These truths are skillfully illustrated when seen through the eyes of an ‘outsider’, the film’s otherworldly hero, PK (played by Khan), who shows up quite literally in his birthday suit. PK speaks Bhojpuri, and has bulging eyes that seldom blink, arched eyebrows, protruding ears, and blood-red lips from permanently chewing paan. In the film’s terrific first half, we watch as PK tries desperately to recover an item of great value to him that has been stolen. When he’s told that only God can help him, he sets off earnestly to find God, discovering in the process our hypocrisies, our prejudices and our misguided obsession with religion.
Hirani and his co-writer Abhijat Joshi craft clever scenes rich in irony, like one in which PK arrives at a church service with a pooja ki thali, or one in which he attempts to enter a mosque bearing wine. It’s to the writers’ credit that they successfully mine laughs out of scenarios that might otherwise appear prickly.
We’re introduced to other characters along the way, including a well-meaning bandmaster (Sanjay Dutt) who befriends PK early on in Rajasthan. In Delhi, he encounters TV news reporter, Jaggu (Anushka Sharma), who’s at first fascinated by his idiosyncrasies, then promises to help recover what belongs to him when she learns his full story.
But the screenplay weakens post intermission, when the stage is set for a (televised) confrontation between PK and smarmy godman Tapasvee (Saurabh Shukla). Hirani lays it on thick in these portions, and to be fair much of this territory was covered already in the Paresh Rawal starrer Oh My God. Moreover, the entire climax is hinged on a plot contrivance that sticks out in an otherwise compelling film. A hastily pasted-on romantic track between PK and Jaggu feels entirely out-of-place.
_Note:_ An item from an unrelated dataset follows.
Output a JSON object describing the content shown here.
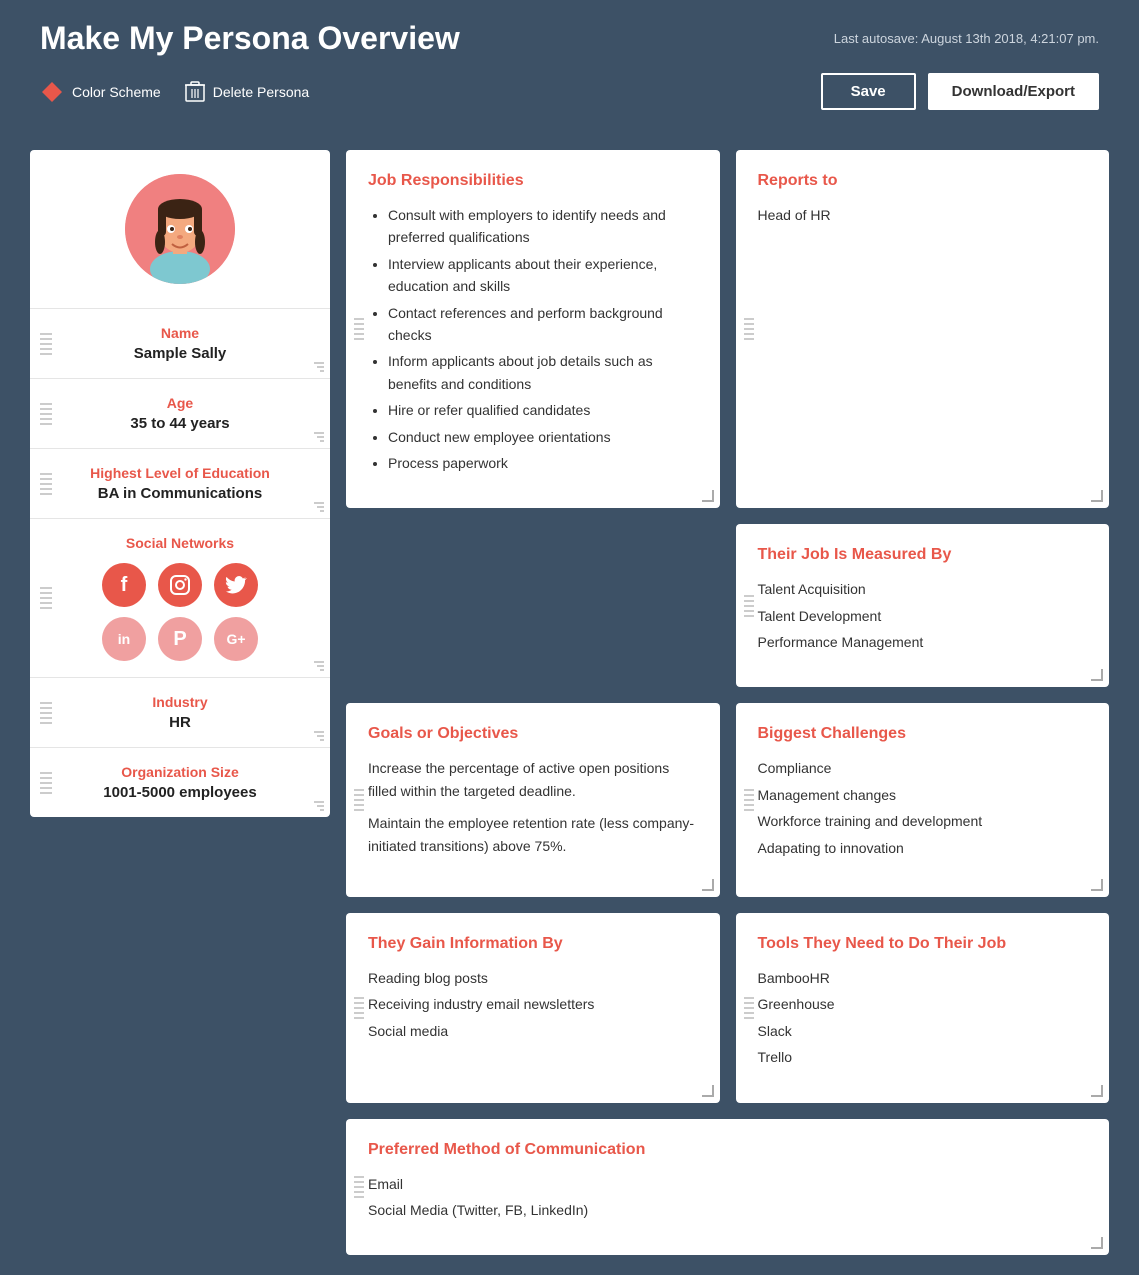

Fortunately these speed-bumps don’t derail Hirani’s film, because even when the script fails, his leading man doesn’t. Aamir Khan is riveting, and consistently endearing as the child-man who poses impossibly innocent questions that sting. Never reducing the character to caricature – despite his innumerable tics – Aamir delivers one of his best performances here.
PK sticks faithfully to Hirani’s well-oiled formula, and yet there is no question that it’s a courageous film. Packed with sharp dialogue and genuinely funny moments that offset the lack of subtlety, it is easily one of the year’s better films. I’m going with three-and-a-half out of five for PK; the director’s best since Lage Raho Munnabhai.